Post
autor: Comen » 25 sie 2014, o 23:46
Podobnoż najpiękniejszą stolicą Europy jest Paryż. Nie byłem jeszcze więc się mądrzyć nie będę. Zapewne są ku temu przesłanki architektoniczne - zainteresowanych odsyłam do starej pracy Stefana Kurowskiego Warszawa na tle stolic Europy gdzie autor udowadnia w systemie punktowym wg poszczególnych kryteriów dlaczego ta a nie inna stolica jest najpiękniejsza, najfunkcjonalniejsza i najlepsza do życia.
Paryż, Londyn, Moskwa, Berlin, Madryt (byłem w tych dwóch ostatnich) wszystko to jednak miasta molochy. Poza znanymi zabytkami i landmarkami są tam niezliczone dzielnice blokowisk, suburbii, anonimowych budynków a odległości między jedną a drugą częścią miasta są nie do przebycia bez szybkich środków komunikacji miejskiej. Zastanawiam się jak orientują się w plątaninie ulic berlińscy taksówkarze. Jeśli każę mu się zawieść np. na Kastanien Allee w dzielnicy Charlottenburg to czy będzie wiedział gdzie to dokładnie jest? A w takim Budapeszcie ulic Petofiego jest pewnie z kilkanaście w różnych dzielnicach miasta.

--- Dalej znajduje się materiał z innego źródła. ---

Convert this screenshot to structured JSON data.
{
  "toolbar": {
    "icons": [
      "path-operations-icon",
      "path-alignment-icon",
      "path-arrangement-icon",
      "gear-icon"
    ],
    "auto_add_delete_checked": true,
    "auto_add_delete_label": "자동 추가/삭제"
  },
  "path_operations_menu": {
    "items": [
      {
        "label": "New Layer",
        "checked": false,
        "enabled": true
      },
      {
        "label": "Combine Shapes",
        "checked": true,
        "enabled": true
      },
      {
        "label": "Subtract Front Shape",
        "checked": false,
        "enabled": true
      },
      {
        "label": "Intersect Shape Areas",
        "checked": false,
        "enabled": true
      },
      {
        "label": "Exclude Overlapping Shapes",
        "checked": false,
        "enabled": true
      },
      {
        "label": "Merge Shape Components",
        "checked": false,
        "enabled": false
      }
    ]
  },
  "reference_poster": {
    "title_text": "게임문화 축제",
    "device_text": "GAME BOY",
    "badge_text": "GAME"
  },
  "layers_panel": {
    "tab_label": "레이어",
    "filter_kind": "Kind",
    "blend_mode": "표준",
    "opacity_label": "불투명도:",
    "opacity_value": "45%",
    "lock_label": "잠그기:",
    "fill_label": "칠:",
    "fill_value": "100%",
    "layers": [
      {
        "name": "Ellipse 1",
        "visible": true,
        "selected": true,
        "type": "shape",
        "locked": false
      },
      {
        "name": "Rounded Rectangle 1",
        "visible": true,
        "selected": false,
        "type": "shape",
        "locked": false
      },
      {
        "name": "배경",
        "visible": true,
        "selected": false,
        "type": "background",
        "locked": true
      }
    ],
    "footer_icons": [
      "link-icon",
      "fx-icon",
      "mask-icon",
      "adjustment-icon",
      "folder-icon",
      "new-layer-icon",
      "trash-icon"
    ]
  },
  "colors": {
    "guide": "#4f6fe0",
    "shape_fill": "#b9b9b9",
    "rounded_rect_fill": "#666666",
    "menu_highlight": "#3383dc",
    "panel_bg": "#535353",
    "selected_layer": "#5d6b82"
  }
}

Więc tak dla odmiany zaproponuję stolicę niewielką skrojoną na ludzki wymiar, możliwą do przebycia nawet na piechotę. Waham się tutaj ponieważ mam 3 kandydatki... ale nad śródziemnomorski koloryt Ljubljany i północną surowość Tallinna przedłożę jednak wileński barok. Wilno to miasto w którym czułem się trochę jak w alternatywnym Krakowie, czyli jak u siebie, chociaż nie u siebie. Podobna w charakterze starówka i także wielka liczba kościołów - w tym sensie taki litewski Rzym. Jest wiele pamiątek polskości w tym miejscu choćby cmentarz na Rossie, pomnik Mickiewicza i cela Konrada czy Matka Boska Ostrobramska, ale genius loci tego miasta polega chyba na odpowiedniej mieszance zachodu i wschodu. Przepiękne złocone cerkwie sąsiadują tutaj z bielonymi wieżami kościołów często niestety ograbionych we wnętrzu. Ale i tu są pewne wyjątki jak choćby niesamowity kościół św Piotra i Pawła na Antokolu, który z zewnątrz wygląda dość niepozornie jak jeszcze jedna wileńska świątynia, ale wewnątrz to po prostu istna kakofonia białej rzeźby: stiuki, stiuki, stiuki. Oprócz tego jest w Wilnie wiele pięknych terenów zielonych: parki na Zwierzyńcu czy na Górze Giedymina. No i jest nawet namiastka Paryża w postaci miejscowego Montmartre'u czyli dzielnicy Zarzecze (Uzupio) pełnej artystów, ciekawych kafejek i stanowiącej wręcz oddzielną "wolną republikę". Warto tam zajrzeć na mały cmentarz założony na skarpie nad Wilejką z ciekawymi nagrobkami w kształcie starych pni drzewnych. Są też ciekawe w kształcie pomniki - choćby ten przedstawiający Żelaznego Wilka z litewskiej legendy, wielkanocną pisankę czy anioła dmącego w trąbę. Sowieci nie zniszczyli krajobrazu Wilna. Blokowiska zlokalizowano raczej na dalekich przedmieściach, nie psują zatem panoramy i raczej się nie rzucają w oczy. Tam gdzie są np. na Śnipiszkach często można zaobserwować ciekawe kontrasty: stare drewniane chatynki, nad nimi dość zaniedbane bloki z wielkiej płyty, nad nimi nowoczesne szklane domy. Nawet sowiecki w kształcie most nad Wilią z monumentalnymi posągami robotnika, kołchoźnicy, górnika, hutnika i kogo tam jeszcze jakoś współgra z tym zabytkowym otoczeniem. No więc tak trochę przekornie stawiam na Wilno w imię hasła "małe jest piękne".